FaceGemma: Enhancing Image Captioning with Facial Attributes for Portrait Images
This work addresses the need for more descriptive image captions in accessibility and visual understanding, specifically for portrait images, but it is incremental as it builds on existing models and datasets.
The researchers tackled the problem of generating accurate captions for portrait images by introducing FaceGemma, a model that incorporates facial attributes like emotions and features, which achieved a BLEU-1 score of 0.364 and a METEOR score of 0.355.

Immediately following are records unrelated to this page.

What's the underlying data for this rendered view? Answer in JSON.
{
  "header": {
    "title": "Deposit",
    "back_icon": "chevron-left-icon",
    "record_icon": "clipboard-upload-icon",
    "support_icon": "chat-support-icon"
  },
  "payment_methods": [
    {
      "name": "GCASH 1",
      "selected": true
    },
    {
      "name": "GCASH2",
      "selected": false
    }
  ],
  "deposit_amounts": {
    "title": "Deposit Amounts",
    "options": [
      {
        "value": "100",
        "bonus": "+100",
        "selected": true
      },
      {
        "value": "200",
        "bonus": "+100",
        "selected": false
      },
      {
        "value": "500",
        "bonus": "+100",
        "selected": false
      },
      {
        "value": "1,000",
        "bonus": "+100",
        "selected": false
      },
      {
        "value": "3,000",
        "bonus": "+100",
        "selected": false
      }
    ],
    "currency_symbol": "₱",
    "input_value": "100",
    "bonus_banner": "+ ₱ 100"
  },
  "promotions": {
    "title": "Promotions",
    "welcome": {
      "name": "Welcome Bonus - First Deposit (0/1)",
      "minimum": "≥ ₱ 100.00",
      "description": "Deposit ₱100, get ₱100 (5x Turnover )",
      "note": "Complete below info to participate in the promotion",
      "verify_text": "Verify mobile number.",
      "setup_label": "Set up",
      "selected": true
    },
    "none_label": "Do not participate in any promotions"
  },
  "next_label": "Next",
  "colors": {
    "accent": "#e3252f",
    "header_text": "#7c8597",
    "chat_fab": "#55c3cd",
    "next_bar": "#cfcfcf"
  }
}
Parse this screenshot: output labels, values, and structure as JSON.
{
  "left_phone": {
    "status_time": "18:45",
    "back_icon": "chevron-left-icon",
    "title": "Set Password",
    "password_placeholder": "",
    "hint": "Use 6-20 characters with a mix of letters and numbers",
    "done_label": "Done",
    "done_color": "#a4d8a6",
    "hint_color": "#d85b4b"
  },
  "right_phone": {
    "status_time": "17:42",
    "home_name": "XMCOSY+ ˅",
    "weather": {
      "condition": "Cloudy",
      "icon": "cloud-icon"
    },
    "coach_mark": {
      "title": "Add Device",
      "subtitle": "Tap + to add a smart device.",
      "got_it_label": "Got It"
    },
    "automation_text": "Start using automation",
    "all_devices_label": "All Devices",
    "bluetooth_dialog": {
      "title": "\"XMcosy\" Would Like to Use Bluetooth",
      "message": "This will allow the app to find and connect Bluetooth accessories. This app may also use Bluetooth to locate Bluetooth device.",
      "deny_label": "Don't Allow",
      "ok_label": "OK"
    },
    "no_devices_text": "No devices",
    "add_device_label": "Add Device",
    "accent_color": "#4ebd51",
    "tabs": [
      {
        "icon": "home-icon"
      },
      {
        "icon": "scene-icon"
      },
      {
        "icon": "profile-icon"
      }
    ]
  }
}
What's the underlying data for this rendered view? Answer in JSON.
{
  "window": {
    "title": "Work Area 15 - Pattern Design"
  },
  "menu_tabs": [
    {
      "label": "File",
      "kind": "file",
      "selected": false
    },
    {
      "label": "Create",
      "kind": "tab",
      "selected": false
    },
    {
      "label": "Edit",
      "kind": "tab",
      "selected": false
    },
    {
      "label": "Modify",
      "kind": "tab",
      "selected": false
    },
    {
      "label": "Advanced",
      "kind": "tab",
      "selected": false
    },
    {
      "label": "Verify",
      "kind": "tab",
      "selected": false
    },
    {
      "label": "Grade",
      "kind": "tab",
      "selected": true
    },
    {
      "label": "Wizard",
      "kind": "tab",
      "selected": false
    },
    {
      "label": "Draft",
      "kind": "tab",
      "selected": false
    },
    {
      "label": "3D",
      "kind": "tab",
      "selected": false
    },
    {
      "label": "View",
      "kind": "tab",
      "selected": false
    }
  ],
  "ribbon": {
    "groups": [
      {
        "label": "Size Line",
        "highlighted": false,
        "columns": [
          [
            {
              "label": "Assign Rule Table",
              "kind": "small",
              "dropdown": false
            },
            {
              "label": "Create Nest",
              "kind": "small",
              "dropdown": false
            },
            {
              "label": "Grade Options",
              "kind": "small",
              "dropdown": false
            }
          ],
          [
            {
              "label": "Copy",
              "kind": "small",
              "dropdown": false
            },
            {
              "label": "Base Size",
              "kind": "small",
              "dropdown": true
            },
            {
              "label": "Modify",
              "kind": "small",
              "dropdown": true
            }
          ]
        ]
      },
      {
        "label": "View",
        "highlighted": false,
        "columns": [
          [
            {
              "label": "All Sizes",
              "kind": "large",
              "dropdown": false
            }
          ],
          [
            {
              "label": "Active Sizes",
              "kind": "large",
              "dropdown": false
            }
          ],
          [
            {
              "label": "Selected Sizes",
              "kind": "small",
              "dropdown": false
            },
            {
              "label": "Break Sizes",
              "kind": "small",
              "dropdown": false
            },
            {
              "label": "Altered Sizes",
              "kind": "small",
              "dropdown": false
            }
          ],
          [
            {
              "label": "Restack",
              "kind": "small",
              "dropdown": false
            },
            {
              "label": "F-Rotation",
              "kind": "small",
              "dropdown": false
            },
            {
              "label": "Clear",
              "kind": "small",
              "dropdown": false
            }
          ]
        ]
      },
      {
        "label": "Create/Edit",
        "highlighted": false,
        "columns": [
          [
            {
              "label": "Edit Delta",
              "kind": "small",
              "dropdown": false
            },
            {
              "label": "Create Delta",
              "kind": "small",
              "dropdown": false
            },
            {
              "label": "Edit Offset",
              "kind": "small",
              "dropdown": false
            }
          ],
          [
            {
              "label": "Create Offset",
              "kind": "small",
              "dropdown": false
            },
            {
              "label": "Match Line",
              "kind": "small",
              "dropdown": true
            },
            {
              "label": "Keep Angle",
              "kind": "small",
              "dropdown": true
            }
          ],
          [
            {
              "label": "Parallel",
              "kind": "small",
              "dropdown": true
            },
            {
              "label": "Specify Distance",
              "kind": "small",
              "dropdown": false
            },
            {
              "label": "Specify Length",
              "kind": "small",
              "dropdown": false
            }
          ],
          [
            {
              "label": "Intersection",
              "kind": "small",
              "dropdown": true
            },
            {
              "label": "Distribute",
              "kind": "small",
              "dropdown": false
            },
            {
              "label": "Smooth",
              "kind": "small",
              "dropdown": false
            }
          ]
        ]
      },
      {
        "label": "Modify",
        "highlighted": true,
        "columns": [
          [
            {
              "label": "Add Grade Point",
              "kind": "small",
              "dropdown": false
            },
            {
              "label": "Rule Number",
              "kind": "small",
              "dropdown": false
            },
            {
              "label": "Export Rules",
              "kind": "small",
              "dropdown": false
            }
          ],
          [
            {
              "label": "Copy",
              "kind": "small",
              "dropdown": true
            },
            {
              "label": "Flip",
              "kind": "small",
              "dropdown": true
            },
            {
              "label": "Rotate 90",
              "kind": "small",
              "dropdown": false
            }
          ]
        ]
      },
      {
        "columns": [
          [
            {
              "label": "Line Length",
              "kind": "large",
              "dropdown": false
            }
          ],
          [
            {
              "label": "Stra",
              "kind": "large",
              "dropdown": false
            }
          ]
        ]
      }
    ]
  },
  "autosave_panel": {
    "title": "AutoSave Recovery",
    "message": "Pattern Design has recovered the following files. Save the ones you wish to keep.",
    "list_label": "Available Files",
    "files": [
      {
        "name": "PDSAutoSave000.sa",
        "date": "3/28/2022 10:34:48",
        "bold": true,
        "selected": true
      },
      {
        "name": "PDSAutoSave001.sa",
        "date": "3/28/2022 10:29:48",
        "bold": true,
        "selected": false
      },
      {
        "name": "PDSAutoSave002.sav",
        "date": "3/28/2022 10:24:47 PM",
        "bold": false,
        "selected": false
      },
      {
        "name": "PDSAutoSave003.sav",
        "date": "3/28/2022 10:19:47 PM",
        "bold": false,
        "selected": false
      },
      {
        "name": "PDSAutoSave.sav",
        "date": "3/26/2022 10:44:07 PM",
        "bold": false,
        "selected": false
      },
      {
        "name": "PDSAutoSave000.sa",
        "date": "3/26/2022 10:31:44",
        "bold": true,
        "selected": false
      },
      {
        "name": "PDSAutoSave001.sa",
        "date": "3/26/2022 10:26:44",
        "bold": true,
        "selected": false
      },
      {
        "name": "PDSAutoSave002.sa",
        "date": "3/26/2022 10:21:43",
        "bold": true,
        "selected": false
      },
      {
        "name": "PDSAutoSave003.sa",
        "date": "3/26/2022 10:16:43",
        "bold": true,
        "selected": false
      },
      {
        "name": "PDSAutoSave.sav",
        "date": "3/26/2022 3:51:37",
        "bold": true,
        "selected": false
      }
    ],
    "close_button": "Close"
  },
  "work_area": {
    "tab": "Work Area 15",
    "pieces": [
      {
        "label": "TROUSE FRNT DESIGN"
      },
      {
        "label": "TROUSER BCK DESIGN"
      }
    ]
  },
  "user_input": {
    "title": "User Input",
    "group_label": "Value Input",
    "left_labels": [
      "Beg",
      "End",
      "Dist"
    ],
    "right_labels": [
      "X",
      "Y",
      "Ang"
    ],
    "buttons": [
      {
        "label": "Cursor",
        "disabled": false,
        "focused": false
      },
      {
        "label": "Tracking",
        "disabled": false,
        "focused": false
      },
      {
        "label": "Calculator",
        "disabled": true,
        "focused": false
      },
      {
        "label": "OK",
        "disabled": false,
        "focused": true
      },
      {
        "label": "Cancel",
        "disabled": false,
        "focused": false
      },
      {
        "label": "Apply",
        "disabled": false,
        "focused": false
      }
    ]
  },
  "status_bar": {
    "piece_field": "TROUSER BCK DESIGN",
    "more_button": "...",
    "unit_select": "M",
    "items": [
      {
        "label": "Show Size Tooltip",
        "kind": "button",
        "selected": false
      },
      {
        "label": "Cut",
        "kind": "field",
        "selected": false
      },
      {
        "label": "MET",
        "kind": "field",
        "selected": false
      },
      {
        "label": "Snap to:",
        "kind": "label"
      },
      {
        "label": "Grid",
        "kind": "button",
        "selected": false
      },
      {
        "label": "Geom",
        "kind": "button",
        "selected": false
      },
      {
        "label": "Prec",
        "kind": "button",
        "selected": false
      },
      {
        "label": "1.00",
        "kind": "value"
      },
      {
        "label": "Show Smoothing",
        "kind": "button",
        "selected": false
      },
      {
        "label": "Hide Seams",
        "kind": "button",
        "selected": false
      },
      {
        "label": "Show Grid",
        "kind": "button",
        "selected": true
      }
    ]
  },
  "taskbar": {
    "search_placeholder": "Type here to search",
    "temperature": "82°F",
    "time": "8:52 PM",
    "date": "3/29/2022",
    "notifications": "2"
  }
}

Automated image caption generation is essential for improving the accessibility and understanding of visual content. In this study, we introduce FaceGemma, a model that accurately describes facial attributes such as emotions, expressions, and features. Using FaceAttdb data, we generated descriptions for 2000 faces with the Llama 3 - 70B model and fine-tuned the PaliGemma model with these descriptions. Based on the attributes and captions supplied in FaceAttDB, we created a new description dataset where each description perfectly depicts the human-annotated attributes, including key features like attractiveness, full lips, big nose, blond hair, brown hair, bushy eyebrows, eyeglasses, male, smile, and youth. This detailed approach ensures that the generated descriptions are closely aligned with the nuanced visual details present in the images. Our FaceGemma model leverages an innovative approach to image captioning by using annotated attributes, human-annotated captions, and prompt engineering to produce high-quality facial descriptions. Our method significantly improved caption quality, achieving an average BLEU-1 score of 0.364 and a METEOR score of 0.355. These metrics demonstrate the effectiveness of incorporating facial attributes into image captioning, providing more accurate and descriptive captions for portrait images.